Ele propôs que o Comitê Técnico Intersetorial de
Assessoramento e Acompanhamento da Política Nacional de Saúde no Sistema
Prisional, do qual o CNJ é parte, faça gestão junto ao Congresso Nacional para
que sejam promovidas mudanças na legislação penal brasileira em favor dos
cumpridores de medidas de segurança. “Essa interlocução é fundamental para
evitarmos um retrocesso”, avisou o magistrado.
Douglas de Melo Martins informou ainda que o CNJ discute a
possibilidade de aperfeiçoamento da Recomendação CNJ n. 35, do Provimento n. 4
da Corregedoria Nacional e de Resoluções que tratam do tema. O objetivo é que o
sistema de Justiça tenha instrumentos mais eficazes para o tratamento das
pessoas com transtornos mentais em conflito com a Lei.

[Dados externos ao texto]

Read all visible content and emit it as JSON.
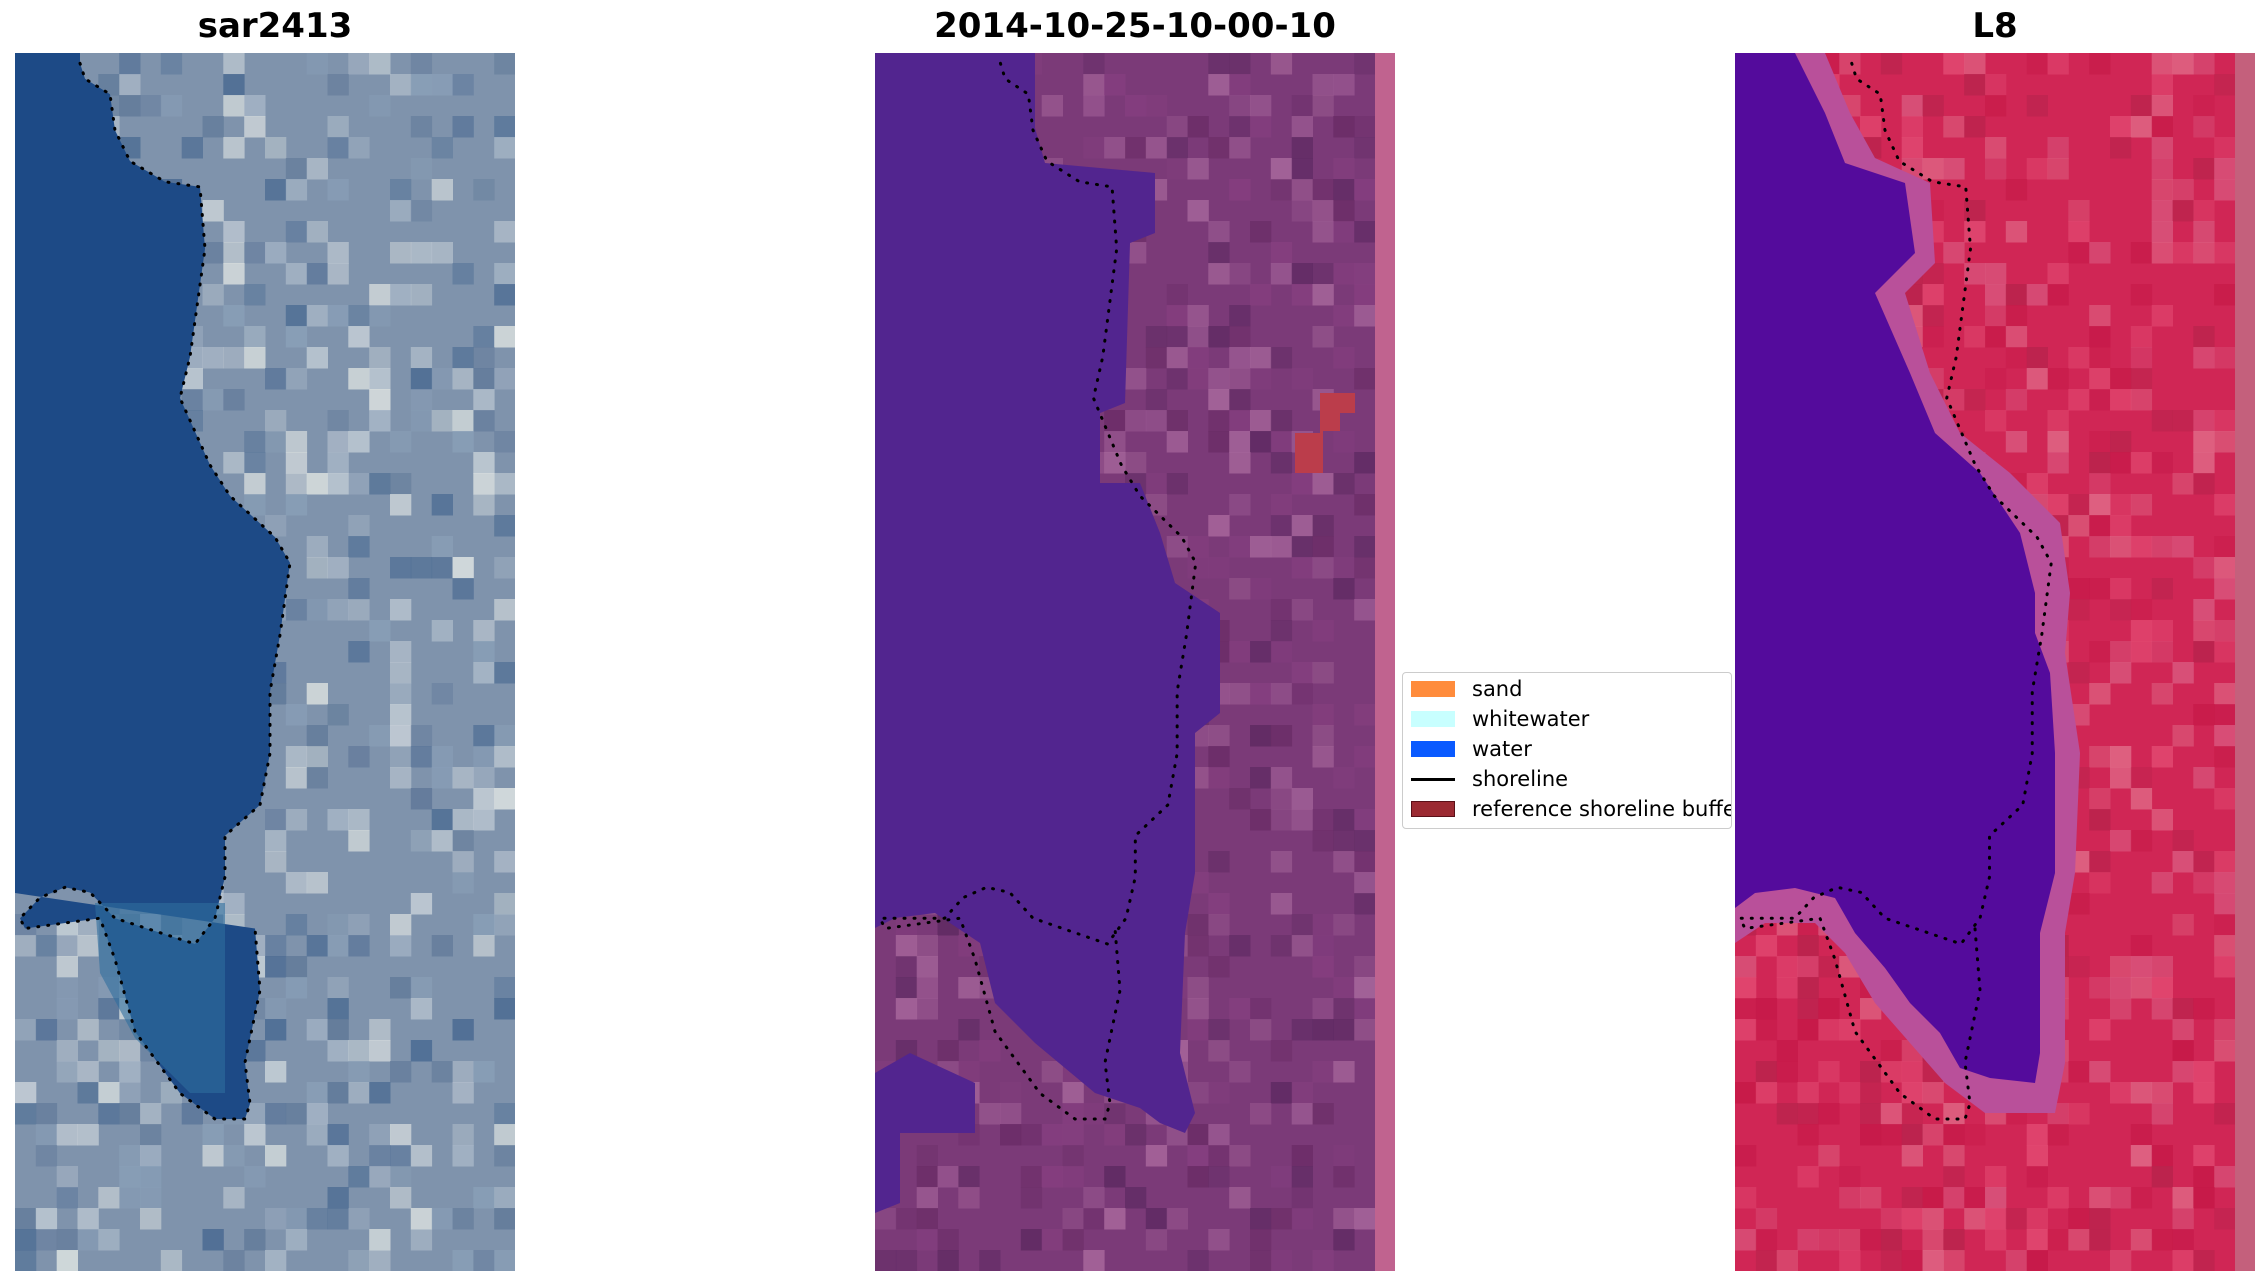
{
  "panels": [
    {
      "title": "sar2413"
    },
    {
      "title": "2014-10-25-10-00-10"
    },
    {
      "title": "L8"
    }
  ],
  "legend": {
    "entries": [
      {
        "label": "sand",
        "color": "#ff8c3c",
        "kind": "patch"
      },
      {
        "label": "whitewater",
        "color": "#c8ffff",
        "kind": "patch"
      },
      {
        "label": "water",
        "color": "#0a5aff",
        "kind": "patch"
      },
      {
        "label": "shoreline",
        "color": "#000000",
        "kind": "line"
      },
      {
        "label": "reference shoreline buffer",
        "color": "#9b2a32",
        "kind": "patch"
      }
    ]
  },
  "colors": {
    "rgb_water": "#1d4a86",
    "rgb_land": "#7f93ac",
    "classified_water": "#52258f",
    "classified_land": "#7b3a78",
    "classified_buffer": "#bb3d4b",
    "classified_edge_strip": "#c0638f",
    "mndwi_water": "#540b9c",
    "mndwi_land": "#d02655",
    "mndwi_edge_strip": "#c4607c"
  }
}
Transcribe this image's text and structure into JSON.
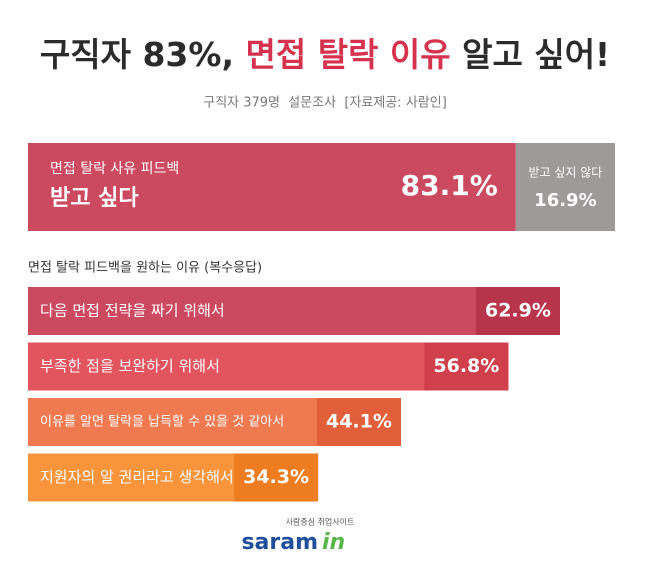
{
  "title": {
    "lead": "구직자 83%,",
    "highlight": "면접 탈락 이유",
    "tail": "알고 싶어!"
  },
  "subtitle": "구직자 379명  설문조사  [자료제공: 사람인]",
  "chart_data": [
    {
      "type": "split",
      "categories": [
        [
          "면접 탈락 사유 피드백",
          "받고 싶다"
        ],
        [
          "받고 싶지 않다"
        ]
      ],
      "values": [
        83.1,
        16.9
      ],
      "value_labels": [
        "83.1%",
        "16.9%"
      ],
      "colors": [
        "#cc4a60",
        "#9e9a9a"
      ],
      "xlim": [
        0,
        100
      ]
    },
    {
      "type": "hbar",
      "title": "면접 탈락 피드백을 원하는 이유 (복수응답)",
      "categories": [
        "다음 면접 전략을 짜기 위해서",
        "부족한 점을 보완하기 위해서",
        "이유를 알면 탈락을 납득할 수 있을 것 같아서",
        "지원자의 알 권리라고 생각해서"
      ],
      "values": [
        62.9,
        56.8,
        44.1,
        34.3
      ],
      "value_labels": [
        "62.9%",
        "56.8%",
        "44.1%",
        "34.3%"
      ],
      "colors": [
        "#cc4a60",
        "#e2555f",
        "#ef7a52",
        "#f7943c"
      ],
      "value_colors": [
        "#b8344b",
        "#cf3f4c",
        "#e25f3b",
        "#ee7d22"
      ],
      "xlim": [
        0,
        70
      ]
    }
  ],
  "logo": {
    "tagline": "사람중심 취업사이트",
    "name": "saram",
    "accent": "in"
  }
}
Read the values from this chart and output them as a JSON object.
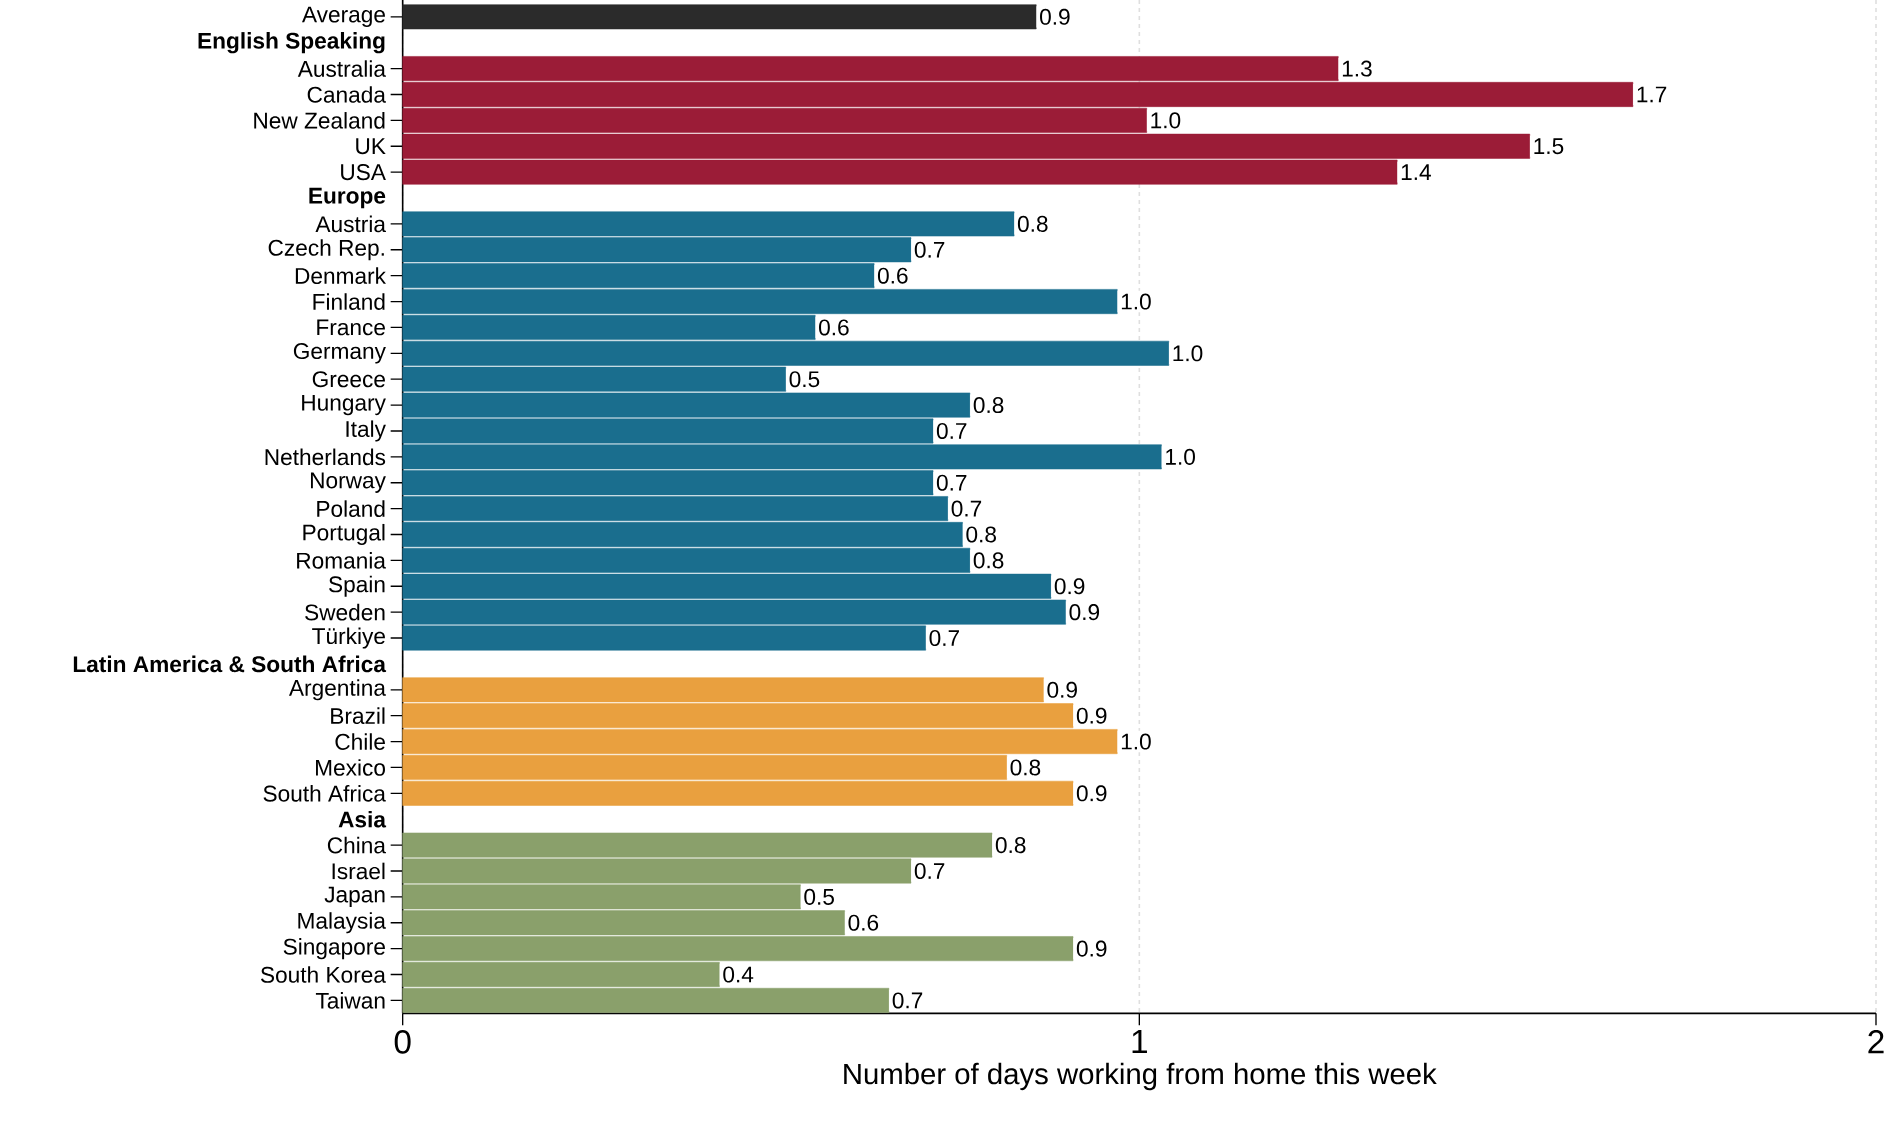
{
  "chart_data": {
    "type": "bar",
    "orientation": "horizontal",
    "xlabel": "Number of days working from home this week",
    "categories": [
      "Average",
      "English Speaking",
      "Australia",
      "Canada",
      "New Zealand",
      "UK",
      "USA",
      "Europe",
      "Austria",
      "Czech Rep.",
      "Denmark",
      "Finland",
      "France",
      "Germany",
      "Greece",
      "Hungary",
      "Italy",
      "Netherlands",
      "Norway",
      "Poland",
      "Portugal",
      "Romania",
      "Spain",
      "Sweden",
      "Türkiye",
      "Latin America & South Africa",
      "Argentina",
      "Brazil",
      "Chile",
      "Mexico",
      "South Africa",
      "Asia",
      "China",
      "Israel",
      "Japan",
      "Malaysia",
      "Singapore",
      "South Korea",
      "Taiwan"
    ],
    "values": [
      0.86,
      null,
      1.27,
      1.67,
      1.01,
      1.53,
      1.35,
      null,
      0.83,
      0.69,
      0.64,
      0.97,
      0.56,
      1.04,
      0.52,
      0.77,
      0.72,
      1.03,
      0.72,
      0.74,
      0.76,
      0.77,
      0.88,
      0.9,
      0.71,
      null,
      0.87,
      0.91,
      0.97,
      0.82,
      0.91,
      null,
      0.8,
      0.69,
      0.54,
      0.6,
      0.91,
      0.43,
      0.66
    ],
    "value_labels": [
      "0.9",
      null,
      "1.3",
      "1.7",
      "1.0",
      "1.5",
      "1.4",
      null,
      "0.8",
      "0.7",
      "0.6",
      "1.0",
      "0.6",
      "1.0",
      "0.5",
      "0.8",
      "0.7",
      "1.0",
      "0.7",
      "0.7",
      "0.8",
      "0.8",
      "0.9",
      "0.9",
      "0.7",
      null,
      "0.9",
      "0.9",
      "1.0",
      "0.8",
      "0.9",
      null,
      "0.8",
      "0.7",
      "0.5",
      "0.6",
      "0.9",
      "0.4",
      "0.7"
    ],
    "colors": [
      "#2b2b2b",
      null,
      "#9b1c37",
      "#9b1c37",
      "#9b1c37",
      "#9b1c37",
      "#9b1c37",
      null,
      "#1a6e8e",
      "#1a6e8e",
      "#1a6e8e",
      "#1a6e8e",
      "#1a6e8e",
      "#1a6e8e",
      "#1a6e8e",
      "#1a6e8e",
      "#1a6e8e",
      "#1a6e8e",
      "#1a6e8e",
      "#1a6e8e",
      "#1a6e8e",
      "#1a6e8e",
      "#1a6e8e",
      "#1a6e8e",
      "#1a6e8e",
      null,
      "#e9a03f",
      "#e9a03f",
      "#e9a03f",
      "#e9a03f",
      "#e9a03f",
      null,
      "#8aa06b",
      "#8aa06b",
      "#8aa06b",
      "#8aa06b",
      "#8aa06b",
      "#8aa06b",
      "#8aa06b"
    ],
    "xlim": [
      0,
      2
    ],
    "xticks": [
      0,
      1,
      2
    ],
    "grid": "x"
  }
}
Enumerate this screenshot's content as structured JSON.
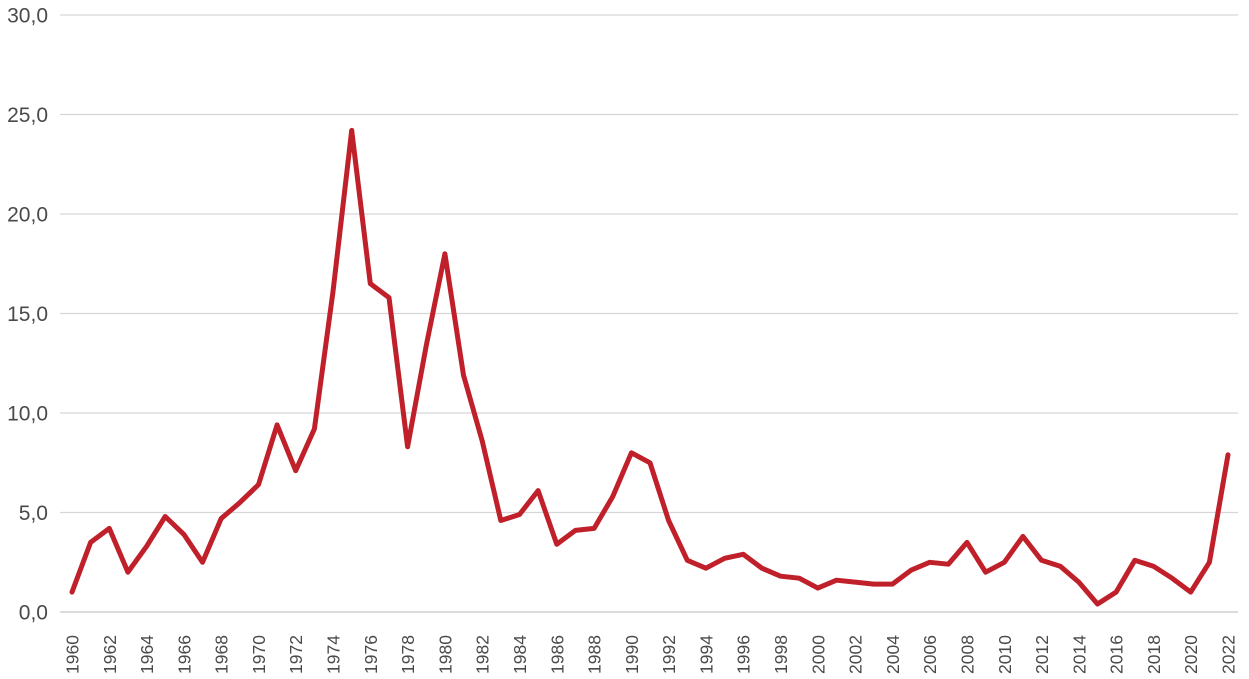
{
  "chart_data": {
    "type": "line",
    "title": "",
    "xlabel": "",
    "ylabel": "",
    "ylim": [
      0,
      30
    ],
    "y_ticks": [
      "0,0",
      "5,0",
      "10,0",
      "15,0",
      "20,0",
      "25,0",
      "30,0"
    ],
    "x_tick_labels": [
      "1960",
      "1962",
      "1964",
      "1966",
      "1968",
      "1970",
      "1972",
      "1974",
      "1976",
      "1978",
      "1980",
      "1982",
      "1984",
      "1986",
      "1988",
      "1990",
      "1992",
      "1994",
      "1996",
      "1998",
      "2000",
      "2002",
      "2004",
      "2006",
      "2008",
      "2010",
      "2012",
      "2014",
      "2016",
      "2018",
      "2020",
      "2022"
    ],
    "grid": true,
    "legend": null,
    "color": "#c0202a",
    "x": [
      1960,
      1961,
      1962,
      1963,
      1964,
      1965,
      1966,
      1967,
      1968,
      1969,
      1970,
      1971,
      1972,
      1973,
      1974,
      1975,
      1976,
      1977,
      1978,
      1979,
      1980,
      1981,
      1982,
      1983,
      1984,
      1985,
      1986,
      1987,
      1988,
      1989,
      1990,
      1991,
      1992,
      1993,
      1994,
      1995,
      1996,
      1997,
      1998,
      1999,
      2000,
      2001,
      2002,
      2003,
      2004,
      2005,
      2006,
      2007,
      2008,
      2009,
      2010,
      2011,
      2012,
      2013,
      2014,
      2015,
      2016,
      2017,
      2018,
      2019,
      2020,
      2021,
      2022
    ],
    "series": [
      {
        "name": "",
        "values": [
          1.0,
          3.5,
          4.2,
          2.0,
          3.3,
          4.8,
          3.9,
          2.5,
          4.7,
          5.5,
          6.4,
          9.4,
          7.1,
          9.2,
          16.1,
          24.2,
          16.5,
          15.8,
          8.3,
          13.4,
          18.0,
          11.9,
          8.6,
          4.6,
          4.9,
          6.1,
          3.4,
          4.1,
          4.2,
          5.8,
          8.0,
          7.5,
          4.6,
          2.6,
          2.2,
          2.7,
          2.9,
          2.2,
          1.8,
          1.7,
          1.2,
          1.6,
          1.5,
          1.4,
          1.4,
          2.1,
          2.5,
          2.4,
          3.5,
          2.0,
          2.5,
          3.8,
          2.6,
          2.3,
          1.5,
          0.4,
          1.0,
          2.6,
          2.3,
          1.7,
          1.0,
          2.5,
          7.9
        ]
      }
    ]
  }
}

As inspeções dos Mutirões Carcerários do CNJ em todo o País
têm encontrado diversos exemplos das distorções apontadas pelo juiz Douglas
Martins. Uma das mais emblemáticas situações foi verificada em agosto deste
ano, durante Mutirão no Ceará: um homem de aproximadamente 80 anos, com
transtornos mentais e absolvido pela Justiça em 1989, estava preso em uma
unidade do sistema carcerário na região metropolitana de Fortaleza/CE. Por
intervenção do CNJ junto às autoridades locais, ele foi transferido para uma instituição
de saúde.
O Mutirão Carcerário no Ceará foi coordenado pelo juiz Paulo
Augusto Irion, que recomendou a transferência do idoso. “Acho que este ser
humano, em uma cadeira de rodas, usando fraldas, deve ser o preso mais antigo
do Brasil, pois a informação é de que ingressou no sistema prisional na década
de 60 do século passado”, afirmou o magistrado, que pertence ao Tribunal de
Justiça do Estado do Rio Grande do Sul (TJRS).